Итак, Карелия, занесенный снегами, забураненный, занюханный гарнизон, окруженный непроходимыми лесами. Сорокаградусные морозы, небо в желто-зеленых сполохах северного сияния, сборно-щитовые казармы на берегу озера Верхнее Хуаппа-Ярви, покрытого льдом девять месяцев в году. Две роты стройбатовского отряда, занимающиеся лесоповалом. Мы жили впроголодь, разделенные сроком службы, национальной рознью, культурными, языковыми, религиозными и прочими различиями, дедовщиной, наконец, которую еще не догадались называть неуставными отношениями. Сказать, что отношения между солдатами были плохие – это ничего не сказать, это была настоящая вражда. Верен анекдот, что стройбату боятся давать оружие – мы бы просто перестреляли друг друга. А первыми бы расстреляли командиров. Потому что такая обстановка сложилась при полном похренизме командиров, которым нужен был только план по заготовке леса, остальное их не волновало.
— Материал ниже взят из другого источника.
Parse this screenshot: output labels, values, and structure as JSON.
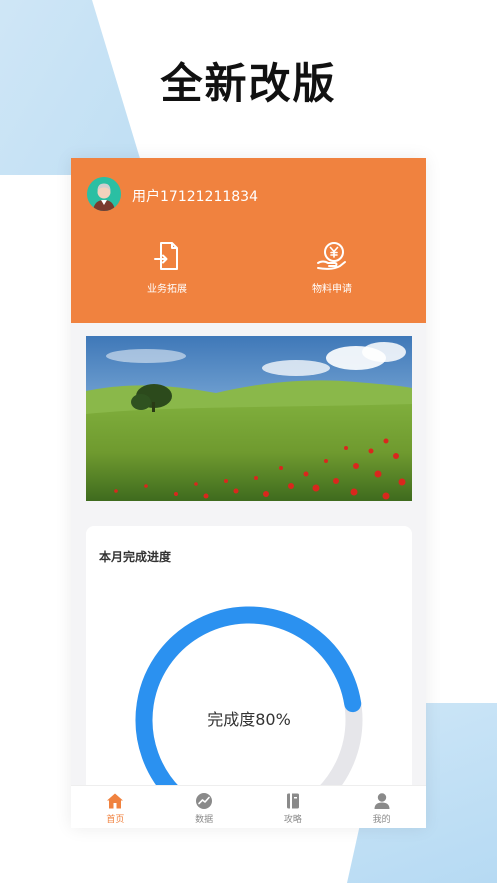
{
  "headline": "全新改版",
  "user": {
    "name": "用户17121211834"
  },
  "quick_actions": [
    {
      "label": "业务拓展",
      "icon": "document-transfer-icon"
    },
    {
      "label": "物料申请",
      "icon": "yuan-hand-icon"
    }
  ],
  "banner": {
    "description_icon": "landscape-field-image"
  },
  "progress_card": {
    "title": "本月完成进度",
    "text": "完成度80%",
    "progress": 0.8,
    "colors": {
      "fill": "#2b91f0",
      "track": "#e6e6ea"
    }
  },
  "tabbar": {
    "items": [
      {
        "label": "首页",
        "icon": "home-icon",
        "active": true
      },
      {
        "label": "数据",
        "icon": "trend-icon",
        "active": false
      },
      {
        "label": "攻略",
        "icon": "book-icon",
        "active": false
      },
      {
        "label": "我的",
        "icon": "person-icon",
        "active": false
      }
    ]
  },
  "colors": {
    "brand": "#f0823f",
    "accent": "#2b91f0",
    "background": "#f4f4f6"
  }
}
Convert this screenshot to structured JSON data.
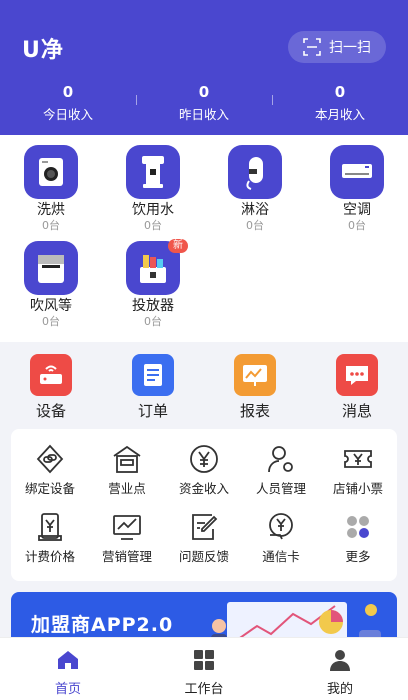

Особенно наша вражда проявлялась в столовой. В столовую не входили, а врывались, хватая со стола, что плохо лежит. Никакого товарищества и «поделись с ближним» не было и в помине. Хорошо проповедовать такое, когда сыт и в тепле. А вот когда на подъеме, резко вскакивая с постели, падаешь в голодном обмороке обратно и темнеет в глазах? Если голоден настолько, что заплесневевший хлеб и позеленевший маргарин вызывают не отвращение, а здоровый аппетит? И когда, видя, как другие солдаты гужуются над посылкой, из последних капель гордости удерживаешь себя, чтобы не заглядывать искательно им в глаза, а отворачиваешься, пряча голодный взгляд, выдающий тебя с потрохами?..

Что меня удерживало, чтобы не сбежать домой, как некоторые салабоны? Вовсе не слова о присяге и долге. И не боязнь сесть за дезертирство. Но вот представить себе, что моим родителям скажут: «Ваш сын сбежал из армии, не выдержав трудностей», – этого я бы не смог перенести. Если б мои друзья и знакомые в деревне узнали бы, что я сбежал, не выдержал – не перенес бы этого. Пусть что угодно, только не это.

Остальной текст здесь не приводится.